Most of the drugs associated with recall reactions are chemotherapeutic agents. The first case described involved the antitumour antibiotic actinomycinD. However, recall reaction also occurs with other classes of chemotherapy agents, including anthracyclines (doxorubicin), alkylating agents (cyclophosphamide), antimetabolites (methotrexate), nucleoside analogs (gemcitabine), and taxanes 13,14. It has also occurred with other classes of drugs including tamoxifen, simvastatin, and the anti-tuberculosis drugs (isoniazid, rifampicin, pyrazinamide) 7–9,22,23. Although radiation recall is usually precipitated by drugs, it has also occurred with exposure to ultraviolet light 24.
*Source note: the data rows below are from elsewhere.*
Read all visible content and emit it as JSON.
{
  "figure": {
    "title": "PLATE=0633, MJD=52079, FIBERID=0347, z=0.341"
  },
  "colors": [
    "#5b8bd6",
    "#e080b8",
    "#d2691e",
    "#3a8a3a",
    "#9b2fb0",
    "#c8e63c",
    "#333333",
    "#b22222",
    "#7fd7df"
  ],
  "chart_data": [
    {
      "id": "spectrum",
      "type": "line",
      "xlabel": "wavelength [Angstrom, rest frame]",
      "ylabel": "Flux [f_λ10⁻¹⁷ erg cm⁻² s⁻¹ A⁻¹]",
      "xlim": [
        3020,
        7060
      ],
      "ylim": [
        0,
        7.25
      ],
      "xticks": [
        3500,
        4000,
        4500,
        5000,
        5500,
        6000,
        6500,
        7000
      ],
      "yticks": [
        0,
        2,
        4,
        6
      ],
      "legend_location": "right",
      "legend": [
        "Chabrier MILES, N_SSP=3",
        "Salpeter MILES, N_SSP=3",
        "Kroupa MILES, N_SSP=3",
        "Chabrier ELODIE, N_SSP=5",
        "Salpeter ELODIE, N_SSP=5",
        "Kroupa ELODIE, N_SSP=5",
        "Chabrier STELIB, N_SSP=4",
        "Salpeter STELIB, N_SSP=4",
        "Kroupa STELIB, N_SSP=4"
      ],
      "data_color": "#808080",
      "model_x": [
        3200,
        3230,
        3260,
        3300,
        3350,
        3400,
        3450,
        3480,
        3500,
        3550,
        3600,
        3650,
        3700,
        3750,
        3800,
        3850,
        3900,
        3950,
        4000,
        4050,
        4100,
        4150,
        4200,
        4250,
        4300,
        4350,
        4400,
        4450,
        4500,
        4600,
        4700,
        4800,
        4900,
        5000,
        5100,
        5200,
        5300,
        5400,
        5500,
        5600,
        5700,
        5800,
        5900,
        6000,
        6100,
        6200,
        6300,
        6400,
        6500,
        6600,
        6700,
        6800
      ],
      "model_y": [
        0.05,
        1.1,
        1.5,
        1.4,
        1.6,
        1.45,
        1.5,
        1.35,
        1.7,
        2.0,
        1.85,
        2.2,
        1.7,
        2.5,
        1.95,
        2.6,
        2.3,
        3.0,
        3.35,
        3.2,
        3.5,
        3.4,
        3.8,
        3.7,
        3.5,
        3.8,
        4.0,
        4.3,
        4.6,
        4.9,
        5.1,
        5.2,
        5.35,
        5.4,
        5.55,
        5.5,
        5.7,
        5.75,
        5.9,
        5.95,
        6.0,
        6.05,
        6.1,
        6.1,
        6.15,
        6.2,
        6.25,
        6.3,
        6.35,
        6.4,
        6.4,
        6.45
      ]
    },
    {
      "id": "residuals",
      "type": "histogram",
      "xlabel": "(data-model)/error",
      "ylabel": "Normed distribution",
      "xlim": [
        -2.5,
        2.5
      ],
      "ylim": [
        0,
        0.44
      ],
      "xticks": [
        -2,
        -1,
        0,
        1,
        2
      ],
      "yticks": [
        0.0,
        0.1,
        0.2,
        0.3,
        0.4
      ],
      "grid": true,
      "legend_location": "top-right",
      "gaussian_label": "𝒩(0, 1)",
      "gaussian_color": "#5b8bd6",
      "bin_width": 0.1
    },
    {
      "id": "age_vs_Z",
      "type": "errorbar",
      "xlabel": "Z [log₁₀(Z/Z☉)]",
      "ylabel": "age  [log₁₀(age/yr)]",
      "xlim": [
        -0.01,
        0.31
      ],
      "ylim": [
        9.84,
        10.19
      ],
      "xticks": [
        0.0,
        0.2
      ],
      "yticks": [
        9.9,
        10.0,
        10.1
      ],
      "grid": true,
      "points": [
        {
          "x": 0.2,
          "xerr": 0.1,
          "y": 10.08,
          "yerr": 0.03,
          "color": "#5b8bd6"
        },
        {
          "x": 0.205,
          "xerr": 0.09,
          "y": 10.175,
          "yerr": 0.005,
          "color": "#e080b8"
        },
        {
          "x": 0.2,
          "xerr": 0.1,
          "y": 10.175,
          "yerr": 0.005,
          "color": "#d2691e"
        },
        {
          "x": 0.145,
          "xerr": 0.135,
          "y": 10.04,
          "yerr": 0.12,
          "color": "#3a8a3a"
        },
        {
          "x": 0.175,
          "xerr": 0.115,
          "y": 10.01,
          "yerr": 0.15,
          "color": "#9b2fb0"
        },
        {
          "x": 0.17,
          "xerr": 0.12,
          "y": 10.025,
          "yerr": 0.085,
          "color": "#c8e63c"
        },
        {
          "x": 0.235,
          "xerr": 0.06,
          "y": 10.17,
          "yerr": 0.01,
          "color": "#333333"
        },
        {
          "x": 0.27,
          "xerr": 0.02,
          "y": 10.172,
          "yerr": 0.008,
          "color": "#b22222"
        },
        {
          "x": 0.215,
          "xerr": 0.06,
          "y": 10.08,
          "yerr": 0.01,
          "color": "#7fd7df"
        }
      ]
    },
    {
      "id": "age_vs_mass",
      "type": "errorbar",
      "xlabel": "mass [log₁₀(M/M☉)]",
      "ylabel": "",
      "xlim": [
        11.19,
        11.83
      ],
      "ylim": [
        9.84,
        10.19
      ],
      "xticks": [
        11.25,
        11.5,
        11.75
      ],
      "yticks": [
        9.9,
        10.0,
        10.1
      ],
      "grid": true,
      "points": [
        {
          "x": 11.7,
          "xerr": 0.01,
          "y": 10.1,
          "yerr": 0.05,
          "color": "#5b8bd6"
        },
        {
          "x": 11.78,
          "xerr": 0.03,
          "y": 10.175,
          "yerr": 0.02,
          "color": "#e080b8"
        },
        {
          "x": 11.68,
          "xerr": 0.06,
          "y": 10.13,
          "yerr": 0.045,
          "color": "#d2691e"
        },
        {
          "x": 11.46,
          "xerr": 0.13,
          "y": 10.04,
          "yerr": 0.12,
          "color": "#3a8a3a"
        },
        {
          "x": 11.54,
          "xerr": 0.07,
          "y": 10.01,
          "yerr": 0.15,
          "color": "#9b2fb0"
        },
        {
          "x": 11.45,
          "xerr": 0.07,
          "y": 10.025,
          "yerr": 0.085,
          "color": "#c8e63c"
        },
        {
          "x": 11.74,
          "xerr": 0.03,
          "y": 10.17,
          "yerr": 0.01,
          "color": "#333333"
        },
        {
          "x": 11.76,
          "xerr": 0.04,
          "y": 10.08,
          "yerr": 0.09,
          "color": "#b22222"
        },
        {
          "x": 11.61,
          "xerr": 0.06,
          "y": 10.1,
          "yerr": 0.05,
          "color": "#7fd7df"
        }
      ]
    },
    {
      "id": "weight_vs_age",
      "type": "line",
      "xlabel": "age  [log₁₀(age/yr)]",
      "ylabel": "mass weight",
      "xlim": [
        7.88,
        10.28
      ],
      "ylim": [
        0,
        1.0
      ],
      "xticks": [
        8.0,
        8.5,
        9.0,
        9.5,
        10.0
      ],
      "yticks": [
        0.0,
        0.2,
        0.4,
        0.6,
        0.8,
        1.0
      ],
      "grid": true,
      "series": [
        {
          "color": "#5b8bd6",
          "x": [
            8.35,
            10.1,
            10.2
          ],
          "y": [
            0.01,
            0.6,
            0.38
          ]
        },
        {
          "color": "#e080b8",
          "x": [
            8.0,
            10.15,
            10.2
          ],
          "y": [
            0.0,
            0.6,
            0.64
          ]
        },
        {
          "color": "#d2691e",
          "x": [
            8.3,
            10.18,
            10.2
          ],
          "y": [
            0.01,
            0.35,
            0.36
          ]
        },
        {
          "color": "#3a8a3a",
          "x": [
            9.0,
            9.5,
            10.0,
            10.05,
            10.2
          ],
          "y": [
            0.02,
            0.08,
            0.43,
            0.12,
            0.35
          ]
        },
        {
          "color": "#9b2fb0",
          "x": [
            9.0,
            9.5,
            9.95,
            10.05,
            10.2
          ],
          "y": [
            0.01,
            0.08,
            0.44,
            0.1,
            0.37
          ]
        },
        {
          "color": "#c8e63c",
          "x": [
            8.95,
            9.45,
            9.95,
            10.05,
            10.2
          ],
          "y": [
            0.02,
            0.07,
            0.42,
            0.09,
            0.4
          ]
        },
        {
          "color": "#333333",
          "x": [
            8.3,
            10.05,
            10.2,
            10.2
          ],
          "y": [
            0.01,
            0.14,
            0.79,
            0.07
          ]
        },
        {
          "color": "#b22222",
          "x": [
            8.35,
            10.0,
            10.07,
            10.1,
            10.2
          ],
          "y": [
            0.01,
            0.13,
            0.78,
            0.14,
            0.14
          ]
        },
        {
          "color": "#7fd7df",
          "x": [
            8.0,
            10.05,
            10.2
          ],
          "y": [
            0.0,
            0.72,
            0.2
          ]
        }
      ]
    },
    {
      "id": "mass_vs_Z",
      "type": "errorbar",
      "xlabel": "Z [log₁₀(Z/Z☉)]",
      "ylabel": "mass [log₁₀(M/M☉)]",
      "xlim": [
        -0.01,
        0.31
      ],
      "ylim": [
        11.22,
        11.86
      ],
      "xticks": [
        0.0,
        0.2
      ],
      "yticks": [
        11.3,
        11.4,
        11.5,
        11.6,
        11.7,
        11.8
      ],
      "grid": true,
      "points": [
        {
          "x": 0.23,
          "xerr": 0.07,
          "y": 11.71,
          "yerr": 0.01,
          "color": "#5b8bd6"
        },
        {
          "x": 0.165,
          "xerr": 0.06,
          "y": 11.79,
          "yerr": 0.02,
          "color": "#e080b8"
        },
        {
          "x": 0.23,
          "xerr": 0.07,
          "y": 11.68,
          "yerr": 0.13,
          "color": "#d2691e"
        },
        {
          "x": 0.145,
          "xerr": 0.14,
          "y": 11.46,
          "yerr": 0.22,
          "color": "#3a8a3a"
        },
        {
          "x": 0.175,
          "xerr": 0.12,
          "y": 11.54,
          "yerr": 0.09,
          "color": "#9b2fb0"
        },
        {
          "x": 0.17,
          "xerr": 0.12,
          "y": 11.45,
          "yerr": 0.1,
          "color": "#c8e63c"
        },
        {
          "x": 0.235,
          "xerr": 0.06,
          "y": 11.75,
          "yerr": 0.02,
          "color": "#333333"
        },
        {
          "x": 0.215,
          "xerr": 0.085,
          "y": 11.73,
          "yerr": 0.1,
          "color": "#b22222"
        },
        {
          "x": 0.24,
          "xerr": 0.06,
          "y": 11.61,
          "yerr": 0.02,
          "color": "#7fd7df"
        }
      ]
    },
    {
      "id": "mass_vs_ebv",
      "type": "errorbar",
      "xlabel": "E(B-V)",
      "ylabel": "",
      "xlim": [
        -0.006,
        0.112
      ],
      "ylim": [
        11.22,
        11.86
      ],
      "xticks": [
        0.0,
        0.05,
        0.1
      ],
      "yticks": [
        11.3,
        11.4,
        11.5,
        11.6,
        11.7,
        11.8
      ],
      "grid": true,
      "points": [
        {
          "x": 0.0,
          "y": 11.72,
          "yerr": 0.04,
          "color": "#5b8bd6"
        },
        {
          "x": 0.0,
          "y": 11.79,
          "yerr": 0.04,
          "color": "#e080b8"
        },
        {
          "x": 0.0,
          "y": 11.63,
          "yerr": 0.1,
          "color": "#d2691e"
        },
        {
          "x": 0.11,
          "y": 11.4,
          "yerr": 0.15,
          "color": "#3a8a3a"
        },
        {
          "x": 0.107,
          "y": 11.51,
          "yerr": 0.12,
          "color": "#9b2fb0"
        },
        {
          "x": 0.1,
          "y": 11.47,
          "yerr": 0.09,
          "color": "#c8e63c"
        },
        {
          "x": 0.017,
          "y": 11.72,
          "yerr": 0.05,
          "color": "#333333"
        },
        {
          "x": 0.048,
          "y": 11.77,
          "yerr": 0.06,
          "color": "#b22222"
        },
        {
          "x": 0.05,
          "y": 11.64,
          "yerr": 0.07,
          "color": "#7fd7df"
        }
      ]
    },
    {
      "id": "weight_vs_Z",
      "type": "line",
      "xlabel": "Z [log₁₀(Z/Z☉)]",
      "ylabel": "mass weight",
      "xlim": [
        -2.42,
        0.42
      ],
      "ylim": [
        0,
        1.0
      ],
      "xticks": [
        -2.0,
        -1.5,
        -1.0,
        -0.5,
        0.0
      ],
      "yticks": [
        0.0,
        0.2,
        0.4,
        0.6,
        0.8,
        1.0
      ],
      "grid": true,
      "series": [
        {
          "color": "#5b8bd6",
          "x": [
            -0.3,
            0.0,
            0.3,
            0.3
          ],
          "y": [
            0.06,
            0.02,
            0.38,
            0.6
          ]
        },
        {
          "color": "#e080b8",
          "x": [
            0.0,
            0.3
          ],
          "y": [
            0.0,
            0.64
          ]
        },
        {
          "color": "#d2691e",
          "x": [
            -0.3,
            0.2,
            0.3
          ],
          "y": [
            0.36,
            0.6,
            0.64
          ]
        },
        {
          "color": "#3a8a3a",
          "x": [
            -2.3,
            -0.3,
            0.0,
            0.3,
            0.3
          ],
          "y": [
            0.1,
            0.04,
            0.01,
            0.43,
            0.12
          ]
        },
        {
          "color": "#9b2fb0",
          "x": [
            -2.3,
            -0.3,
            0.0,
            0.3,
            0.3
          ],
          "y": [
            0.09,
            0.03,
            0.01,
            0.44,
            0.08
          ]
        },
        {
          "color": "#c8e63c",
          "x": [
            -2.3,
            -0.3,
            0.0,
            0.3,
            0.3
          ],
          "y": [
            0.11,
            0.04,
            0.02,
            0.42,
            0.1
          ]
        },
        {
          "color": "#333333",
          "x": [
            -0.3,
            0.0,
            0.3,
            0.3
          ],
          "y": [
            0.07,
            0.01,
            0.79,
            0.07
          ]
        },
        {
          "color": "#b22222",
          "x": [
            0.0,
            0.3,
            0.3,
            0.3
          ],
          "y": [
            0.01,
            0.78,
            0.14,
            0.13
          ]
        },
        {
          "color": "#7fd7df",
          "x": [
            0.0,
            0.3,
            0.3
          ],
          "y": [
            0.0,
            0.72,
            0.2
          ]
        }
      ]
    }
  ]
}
Only one previously reported radiation recall reaction occurred with antibiotic therapy using gatifloxacin 10. The case involved a woman treated with pelvic radiation and concurrent fluorouracil and mitomycin for anal carcinoma; 3 years later, she was prescribed gatifloxacin for an upper respiratory tract infection. The recall reaction occurred after 3 days of antibiotic therapy and involved moist desquamation in the perineal and gluteal area. Rectangular borders delineated the previous radiation field. With conservative management, the reaction cleared within 4 days of stopping gatifloxacin. Gatifloxacin is one of the fluoroquinolones, which can produce phototoxicity.
The present case report is the second involving a radiation recall reaction associated with antibiotic therapy. The antibiotic azithromycin, which provoked the reaction, does not belong to the class of fluoroquinolones. Azithromycin is frequently used to treat upper respiratory tract infections; it is popular because of its convenient oral use, once daily over 5 days. It is helpful to know that, in patients who have been treated with radiation, a recall reaction can occur with commonly prescribed antibiotics. Treatment consists of stopping the causative agent and, if indicated, initiating corticosteroids or nonsteroidal anti-inflammatory agents.
Radiation recall is a well-known phenomenon that most commonly involves the skin, resulting in the reoccurrence of radiation dermatitis in a previously irradiated region. Although most commonly associated with chemotherapeutic agents, recall reaction also can be precipitated by commonly prescribed antibiotic drugs, including fluoroquinolones and azithromycin.